Wherever she is right now—bound, frightened, alone in some dungeon her own father created—she’s holding onto the belief that I’ll find her. That I’ll come to save her. I’m sure of that as much as I am of my next breath.
But what if I freeze again?
What if in the split second between salvation and tragedy, my body refuses to obey? What if the ghosts rise and steal my ability to think, to act?
The thought is unbearable. But I can’t shake it. It wraps around my chest like bands of steel, pulling me down, drowning me in the same paralysis that has cost so many lives.
“I did this.” The words escape before I can stop them, rough and raw in the silence of the vehicle. “I put her in this position.”
“Bullshit.” Tommy’s voice cuts through my spiral. “Giovanni did this. You’re not responsible for the actions of that monster.”
He’s right. I can control only the actions of this monster, the one inside me.
“I’m responsible for letting my guard down.” I press my palm against the cold glass of the window. “She trusted me to protect her. And I was too busy falling in love to see the threat coming.”
“Love isn’t an anchor dragging you down, Shelby.” Dave’s voice is steady and confident. “It’s what gives us a reason to fight.”
But I’m not sure I believe him anymore.
All I know is that somewhere out there, my woman is waiting for me to save her. And the man I’ve become isn’t sure he’s capable of saving anyone.
The SUV speeds through traffic, carrying me toward a war I might not be able to win. Toward a woman I’m terrified of failing. Toward the moment of truth that will either prove I’m still capable of being the man she believes I am or confirm every fear that has haunted me for a decade.
My phone buzzes with an incoming text from Ray.
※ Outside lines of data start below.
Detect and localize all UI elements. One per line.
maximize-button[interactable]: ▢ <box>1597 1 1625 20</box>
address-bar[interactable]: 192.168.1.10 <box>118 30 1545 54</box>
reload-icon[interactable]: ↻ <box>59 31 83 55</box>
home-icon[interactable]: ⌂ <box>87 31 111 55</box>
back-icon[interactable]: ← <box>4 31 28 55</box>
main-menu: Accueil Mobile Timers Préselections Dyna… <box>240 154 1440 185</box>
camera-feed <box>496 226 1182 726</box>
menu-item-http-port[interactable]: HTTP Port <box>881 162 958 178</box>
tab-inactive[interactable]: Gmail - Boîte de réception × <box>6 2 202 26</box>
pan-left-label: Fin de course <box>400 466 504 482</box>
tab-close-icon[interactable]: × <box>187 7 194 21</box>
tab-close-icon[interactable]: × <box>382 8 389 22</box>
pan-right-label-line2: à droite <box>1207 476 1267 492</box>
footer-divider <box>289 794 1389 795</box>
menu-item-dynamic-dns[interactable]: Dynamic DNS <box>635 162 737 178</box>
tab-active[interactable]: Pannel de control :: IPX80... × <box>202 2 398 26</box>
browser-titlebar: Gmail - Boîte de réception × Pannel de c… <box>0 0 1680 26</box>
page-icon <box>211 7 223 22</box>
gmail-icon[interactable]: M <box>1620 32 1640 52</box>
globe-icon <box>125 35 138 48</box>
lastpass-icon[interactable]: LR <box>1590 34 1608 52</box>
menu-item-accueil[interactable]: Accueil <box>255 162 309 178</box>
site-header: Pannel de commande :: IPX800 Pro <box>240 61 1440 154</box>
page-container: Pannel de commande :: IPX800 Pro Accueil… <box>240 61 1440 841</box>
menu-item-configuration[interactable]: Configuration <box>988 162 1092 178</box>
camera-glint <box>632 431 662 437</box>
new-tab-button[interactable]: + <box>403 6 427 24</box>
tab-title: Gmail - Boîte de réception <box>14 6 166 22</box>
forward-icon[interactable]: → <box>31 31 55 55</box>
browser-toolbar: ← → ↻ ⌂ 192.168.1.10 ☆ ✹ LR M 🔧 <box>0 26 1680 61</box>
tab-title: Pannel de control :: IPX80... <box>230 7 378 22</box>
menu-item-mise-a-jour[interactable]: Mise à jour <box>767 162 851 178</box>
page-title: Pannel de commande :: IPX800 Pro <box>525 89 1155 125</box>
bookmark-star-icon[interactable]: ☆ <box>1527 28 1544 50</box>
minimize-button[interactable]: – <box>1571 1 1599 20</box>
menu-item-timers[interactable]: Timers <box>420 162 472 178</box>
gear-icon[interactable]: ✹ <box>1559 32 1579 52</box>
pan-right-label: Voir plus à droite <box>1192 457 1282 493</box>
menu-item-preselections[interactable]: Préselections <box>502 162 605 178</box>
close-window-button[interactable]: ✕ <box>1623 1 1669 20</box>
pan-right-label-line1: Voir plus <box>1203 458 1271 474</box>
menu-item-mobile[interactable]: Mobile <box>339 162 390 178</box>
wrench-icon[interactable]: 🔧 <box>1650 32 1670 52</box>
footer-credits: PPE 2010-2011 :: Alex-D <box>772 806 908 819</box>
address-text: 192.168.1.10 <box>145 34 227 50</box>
Got a lead on the SUVs. They headed south toward the old meatpacking plants in Widett Circle. Property records show one building owned by a shell company. Shell company traces back to Varese Inc.
Giovanni’s company.
He’s holding his own daughter in a facility he owns through his legitimate business empire. The arrogance of it makes my blood boil.
“Widett Circle,” I announce.
Dave is already on his phone, reaching out to our contacts in the area. The Boyle family has resources, connections, and an army of men ready to move at his command.
But as we race toward our headquarters to plan our attack, I can’t silence the voice in my head that whispers the truth I’ve been running from my entire life.
Everyone you love dies.
Everyone you try to protect ends up hurt.
And this time won’t be any different.
I close my eyes and see Serena’s face, illuminated by starlight on a Brazilian beach, whispering promises of forever.
Then I see Abeera’s hand, covered in dust, reaching through rubble, fingers going still.
The two images blur together until I can’t tell which nightmare is which.
And somewhere in the darkness behind my eyelids, my wife is waiting for me to choose.
Save her.
Or prove, once and for all, that I was never meant to save anyone at all.